Short-acting Insulin Analogues for Diabetes Mellitus: Meta-analysis of Clinical Outcomes and Assessment of Cost-effectiveness
See also CADTH's COMPUS report: Rapid-Acting Insulin Analogues for the Treatment of Diabetes Mellitus: Meta-analyses of Clinical Outcomes.
Technology and Condition Short-acting insulin analogues (SAIAs) for the treatment of type 1, type 2, and gestational diabetes mellitus (DM), including insulin lispro (ILis), insulin aspart (IAsp) and insulin glulisine (IGlu).
Over 2.25 million Canadians have DM. The annual cost of treating DM and its complications is more than $9 billion. The successful management of diabetes often requires medications. SAIAs, which were developed to more closely mimic the natural pattern of endogenous insulin in non-diabetic individuals, cost more than human insulin (HI). There is uncertainty about whether the use of SAIAs is justified.
Methods and Results
A systematic review and a meta-analysis were undertaken to evaluate the clinical and economic implications of using SAIAs for the treatment of DM, relative to HI and to oral anti-diabetic agents (OADs). A total of 86 randomized controlled trials reporting clinical outcomes were included: 47 on type 1 DM, 26 on type 2 DM, 10 on types 1 and 2 DM (combined), and three on gestational DM. A review of economic studies and a budget impact analysis were performed.
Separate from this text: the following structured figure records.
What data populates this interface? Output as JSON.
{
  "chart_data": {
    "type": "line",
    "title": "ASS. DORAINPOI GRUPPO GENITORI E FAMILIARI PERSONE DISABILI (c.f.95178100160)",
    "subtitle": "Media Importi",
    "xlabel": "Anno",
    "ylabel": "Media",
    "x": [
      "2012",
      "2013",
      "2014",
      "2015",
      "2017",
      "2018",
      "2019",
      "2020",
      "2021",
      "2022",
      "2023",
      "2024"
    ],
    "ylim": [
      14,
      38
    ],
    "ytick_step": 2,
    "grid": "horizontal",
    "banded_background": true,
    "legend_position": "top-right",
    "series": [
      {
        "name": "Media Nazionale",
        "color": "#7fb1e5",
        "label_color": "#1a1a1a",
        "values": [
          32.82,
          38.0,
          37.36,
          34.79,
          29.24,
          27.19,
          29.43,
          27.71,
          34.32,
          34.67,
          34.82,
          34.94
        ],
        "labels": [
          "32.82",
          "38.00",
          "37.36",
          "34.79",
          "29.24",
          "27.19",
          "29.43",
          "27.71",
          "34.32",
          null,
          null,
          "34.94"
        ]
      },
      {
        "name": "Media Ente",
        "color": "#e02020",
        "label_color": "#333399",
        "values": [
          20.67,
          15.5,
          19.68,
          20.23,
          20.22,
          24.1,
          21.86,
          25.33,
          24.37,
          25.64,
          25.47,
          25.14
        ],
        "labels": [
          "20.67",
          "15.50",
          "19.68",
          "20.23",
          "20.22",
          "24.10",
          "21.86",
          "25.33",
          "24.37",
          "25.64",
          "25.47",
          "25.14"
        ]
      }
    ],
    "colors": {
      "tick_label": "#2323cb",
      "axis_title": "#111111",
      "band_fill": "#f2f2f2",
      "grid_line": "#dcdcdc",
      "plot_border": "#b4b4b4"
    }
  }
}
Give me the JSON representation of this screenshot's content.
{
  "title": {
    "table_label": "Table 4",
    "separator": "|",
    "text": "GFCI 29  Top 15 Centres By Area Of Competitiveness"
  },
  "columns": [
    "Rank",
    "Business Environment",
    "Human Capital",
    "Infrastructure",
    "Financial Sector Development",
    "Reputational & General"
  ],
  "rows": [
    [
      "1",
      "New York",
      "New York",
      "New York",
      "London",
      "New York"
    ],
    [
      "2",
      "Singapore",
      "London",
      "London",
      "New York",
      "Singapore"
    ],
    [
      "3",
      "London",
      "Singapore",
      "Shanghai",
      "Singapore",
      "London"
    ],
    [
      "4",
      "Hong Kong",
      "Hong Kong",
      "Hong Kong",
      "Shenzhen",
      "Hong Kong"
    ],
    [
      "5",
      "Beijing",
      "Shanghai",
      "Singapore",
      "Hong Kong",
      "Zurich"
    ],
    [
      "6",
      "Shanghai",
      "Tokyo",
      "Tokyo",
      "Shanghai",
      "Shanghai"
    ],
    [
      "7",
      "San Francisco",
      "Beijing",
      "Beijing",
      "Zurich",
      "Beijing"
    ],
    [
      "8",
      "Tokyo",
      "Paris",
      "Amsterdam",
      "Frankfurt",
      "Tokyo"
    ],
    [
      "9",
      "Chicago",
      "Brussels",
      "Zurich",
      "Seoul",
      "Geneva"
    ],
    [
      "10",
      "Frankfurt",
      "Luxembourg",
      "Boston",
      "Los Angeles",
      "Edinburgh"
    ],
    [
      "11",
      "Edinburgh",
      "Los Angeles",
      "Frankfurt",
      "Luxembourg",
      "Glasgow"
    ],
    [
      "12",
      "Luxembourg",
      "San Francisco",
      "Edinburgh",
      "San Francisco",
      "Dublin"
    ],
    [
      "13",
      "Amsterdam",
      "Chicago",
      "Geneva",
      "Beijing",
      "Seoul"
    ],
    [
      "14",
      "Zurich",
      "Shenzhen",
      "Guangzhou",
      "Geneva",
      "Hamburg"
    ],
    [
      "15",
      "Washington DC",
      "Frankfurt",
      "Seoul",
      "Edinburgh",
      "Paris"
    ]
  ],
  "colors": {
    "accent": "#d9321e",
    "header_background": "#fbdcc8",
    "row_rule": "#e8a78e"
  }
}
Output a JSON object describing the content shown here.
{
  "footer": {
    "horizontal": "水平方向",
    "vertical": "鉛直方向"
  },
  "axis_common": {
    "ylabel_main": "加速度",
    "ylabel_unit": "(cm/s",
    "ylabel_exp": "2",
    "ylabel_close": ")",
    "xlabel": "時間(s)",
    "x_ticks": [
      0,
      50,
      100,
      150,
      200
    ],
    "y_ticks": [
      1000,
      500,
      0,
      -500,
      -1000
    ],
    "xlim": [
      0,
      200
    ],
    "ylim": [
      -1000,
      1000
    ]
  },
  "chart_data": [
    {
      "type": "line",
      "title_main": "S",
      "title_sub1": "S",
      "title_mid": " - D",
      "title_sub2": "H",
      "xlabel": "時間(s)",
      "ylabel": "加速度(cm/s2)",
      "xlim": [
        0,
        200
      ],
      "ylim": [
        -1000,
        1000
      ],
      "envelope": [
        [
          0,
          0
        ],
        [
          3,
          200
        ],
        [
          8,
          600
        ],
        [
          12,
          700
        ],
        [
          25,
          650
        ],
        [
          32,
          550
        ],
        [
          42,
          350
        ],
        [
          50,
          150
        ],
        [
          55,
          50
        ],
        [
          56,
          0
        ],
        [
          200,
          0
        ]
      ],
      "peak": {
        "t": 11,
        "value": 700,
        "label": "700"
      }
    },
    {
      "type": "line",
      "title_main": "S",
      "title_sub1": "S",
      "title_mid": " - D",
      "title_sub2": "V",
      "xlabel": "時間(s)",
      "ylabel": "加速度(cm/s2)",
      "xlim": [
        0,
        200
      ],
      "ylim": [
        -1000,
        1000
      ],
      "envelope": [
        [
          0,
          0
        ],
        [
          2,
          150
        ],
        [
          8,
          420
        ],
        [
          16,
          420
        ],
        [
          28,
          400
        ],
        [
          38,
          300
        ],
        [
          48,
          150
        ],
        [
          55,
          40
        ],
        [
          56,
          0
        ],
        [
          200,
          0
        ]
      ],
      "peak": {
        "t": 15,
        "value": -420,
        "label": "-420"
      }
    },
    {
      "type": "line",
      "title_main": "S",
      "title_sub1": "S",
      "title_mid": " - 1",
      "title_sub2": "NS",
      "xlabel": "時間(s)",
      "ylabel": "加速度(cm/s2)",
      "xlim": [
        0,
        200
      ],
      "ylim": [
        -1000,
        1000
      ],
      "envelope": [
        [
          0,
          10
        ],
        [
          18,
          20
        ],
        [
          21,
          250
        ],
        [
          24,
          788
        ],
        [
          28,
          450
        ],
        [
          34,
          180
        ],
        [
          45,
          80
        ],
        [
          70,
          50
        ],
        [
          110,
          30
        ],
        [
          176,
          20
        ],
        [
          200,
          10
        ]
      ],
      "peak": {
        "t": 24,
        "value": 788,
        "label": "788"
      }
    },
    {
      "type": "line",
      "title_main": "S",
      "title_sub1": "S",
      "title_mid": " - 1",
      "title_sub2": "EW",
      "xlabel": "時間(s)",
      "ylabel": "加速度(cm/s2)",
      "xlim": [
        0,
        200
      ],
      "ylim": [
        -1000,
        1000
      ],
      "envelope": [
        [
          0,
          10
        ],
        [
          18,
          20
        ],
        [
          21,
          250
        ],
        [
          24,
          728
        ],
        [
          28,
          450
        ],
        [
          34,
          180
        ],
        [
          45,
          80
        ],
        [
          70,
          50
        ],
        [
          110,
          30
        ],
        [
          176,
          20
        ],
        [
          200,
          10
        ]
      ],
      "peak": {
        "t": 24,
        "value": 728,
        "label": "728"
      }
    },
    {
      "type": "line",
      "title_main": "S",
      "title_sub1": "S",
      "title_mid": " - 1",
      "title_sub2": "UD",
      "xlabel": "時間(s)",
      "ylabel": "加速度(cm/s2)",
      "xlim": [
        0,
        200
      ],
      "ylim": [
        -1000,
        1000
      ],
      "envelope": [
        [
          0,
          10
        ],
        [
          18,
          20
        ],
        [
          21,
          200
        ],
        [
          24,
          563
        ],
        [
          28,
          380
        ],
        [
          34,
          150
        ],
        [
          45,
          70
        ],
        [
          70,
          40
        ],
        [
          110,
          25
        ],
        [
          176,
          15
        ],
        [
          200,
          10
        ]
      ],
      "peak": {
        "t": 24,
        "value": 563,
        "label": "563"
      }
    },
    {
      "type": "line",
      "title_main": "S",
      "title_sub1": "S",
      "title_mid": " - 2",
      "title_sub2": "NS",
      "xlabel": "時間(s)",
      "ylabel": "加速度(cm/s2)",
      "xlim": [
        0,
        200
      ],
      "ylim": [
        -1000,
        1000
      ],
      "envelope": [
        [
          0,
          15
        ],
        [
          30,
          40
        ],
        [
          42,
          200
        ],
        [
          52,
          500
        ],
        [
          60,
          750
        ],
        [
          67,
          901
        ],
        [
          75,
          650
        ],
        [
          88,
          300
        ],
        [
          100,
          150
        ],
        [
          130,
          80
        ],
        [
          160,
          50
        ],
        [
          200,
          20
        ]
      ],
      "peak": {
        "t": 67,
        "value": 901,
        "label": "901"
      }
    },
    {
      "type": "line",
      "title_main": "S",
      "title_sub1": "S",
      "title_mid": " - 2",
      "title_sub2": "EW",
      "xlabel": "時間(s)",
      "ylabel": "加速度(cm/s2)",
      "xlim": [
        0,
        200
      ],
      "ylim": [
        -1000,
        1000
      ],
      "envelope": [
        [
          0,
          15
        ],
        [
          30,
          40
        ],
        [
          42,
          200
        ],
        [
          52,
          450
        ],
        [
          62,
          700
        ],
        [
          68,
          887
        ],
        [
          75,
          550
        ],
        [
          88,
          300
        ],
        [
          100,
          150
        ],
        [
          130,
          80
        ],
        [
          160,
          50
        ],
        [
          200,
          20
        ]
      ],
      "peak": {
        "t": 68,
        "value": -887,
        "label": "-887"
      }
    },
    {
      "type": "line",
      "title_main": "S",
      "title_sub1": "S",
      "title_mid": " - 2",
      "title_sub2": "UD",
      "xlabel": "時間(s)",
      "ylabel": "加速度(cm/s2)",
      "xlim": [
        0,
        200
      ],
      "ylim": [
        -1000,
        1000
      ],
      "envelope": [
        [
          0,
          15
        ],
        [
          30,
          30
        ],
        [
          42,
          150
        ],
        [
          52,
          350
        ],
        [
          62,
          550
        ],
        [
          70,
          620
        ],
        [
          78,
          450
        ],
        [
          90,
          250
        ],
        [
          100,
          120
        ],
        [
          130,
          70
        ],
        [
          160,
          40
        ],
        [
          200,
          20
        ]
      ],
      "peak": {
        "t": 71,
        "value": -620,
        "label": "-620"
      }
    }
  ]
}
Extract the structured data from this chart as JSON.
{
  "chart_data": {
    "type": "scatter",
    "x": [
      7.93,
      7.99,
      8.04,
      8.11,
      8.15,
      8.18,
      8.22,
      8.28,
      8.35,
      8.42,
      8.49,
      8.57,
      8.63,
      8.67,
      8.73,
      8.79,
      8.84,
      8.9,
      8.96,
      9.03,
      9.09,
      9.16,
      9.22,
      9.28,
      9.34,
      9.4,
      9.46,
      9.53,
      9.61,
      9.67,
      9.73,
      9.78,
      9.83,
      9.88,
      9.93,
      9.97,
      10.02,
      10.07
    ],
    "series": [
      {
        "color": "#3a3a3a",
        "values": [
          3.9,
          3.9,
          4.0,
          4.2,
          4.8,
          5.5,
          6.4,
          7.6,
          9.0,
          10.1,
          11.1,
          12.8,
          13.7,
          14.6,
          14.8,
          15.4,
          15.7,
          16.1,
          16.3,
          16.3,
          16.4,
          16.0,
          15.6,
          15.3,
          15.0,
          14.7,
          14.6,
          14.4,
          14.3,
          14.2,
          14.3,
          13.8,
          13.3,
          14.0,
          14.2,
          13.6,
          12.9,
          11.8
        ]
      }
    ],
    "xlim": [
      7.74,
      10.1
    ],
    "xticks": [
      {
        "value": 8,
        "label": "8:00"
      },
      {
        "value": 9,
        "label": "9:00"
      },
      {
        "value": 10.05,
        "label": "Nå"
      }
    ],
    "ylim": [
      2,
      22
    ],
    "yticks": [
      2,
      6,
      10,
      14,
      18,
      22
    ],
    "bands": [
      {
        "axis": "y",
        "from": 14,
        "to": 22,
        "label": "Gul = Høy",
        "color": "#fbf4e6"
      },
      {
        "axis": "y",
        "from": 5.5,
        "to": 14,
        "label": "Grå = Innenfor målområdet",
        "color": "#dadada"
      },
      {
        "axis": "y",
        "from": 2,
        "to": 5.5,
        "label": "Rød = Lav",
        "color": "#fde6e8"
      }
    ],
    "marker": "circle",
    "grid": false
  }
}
Implications for Decision Making
For type 1 DM, treatment with ILis or IAsp significantly reduced HbA1c levels, compared to HI. The episodes of overall and severe hypoglycemia were similar, but nocturnal hypoglycemia was less frequent with ILis than with HI.
For type 2 DM, treatment with SAIAs did not demonstrate differences in HbA1c levels, compared to HI. SAIAs did not result in significant reductions in hypoglycemic episodes. When compared with OADs, improvements in HbA1c were seen with ILis and IAsp.
Publicly funding SAIAs would increase drug budgets. For example, funding SAIAs in Ontario would be expected to cost an additional $116 and $240 yearly per patient switched. There is some evidence suggesting that these costs will be offset by other health care costs in the first 12 months.
Uncertainty remains regarding long-term impact and use in gestational DM. No differences in patient mortality or quality of life have been demonstrated in patients with DM. The impact on health care costs beyond 12 months is unknown. Patients with gestational DM did not experience significant differences in overall hypoglycaemia rates with ILis, compared to HI, although post-meal glucose levels were improved.
This summary is based on a comprehensive health technology assessment available from CADTH’s web site (www.cadth.ca): Banerjee S, Tran K, Li H, Cimon K, Daneman D, Simpson S, Campbell K, Short-acting insulin analogues for diabetes mellitus: meta-analysis of clinical outcomes and assessment of cost-effectiveness [Technology Report no 87]. Ottawa: Canadian Agency for Drugs and Technologies in Health; 2007.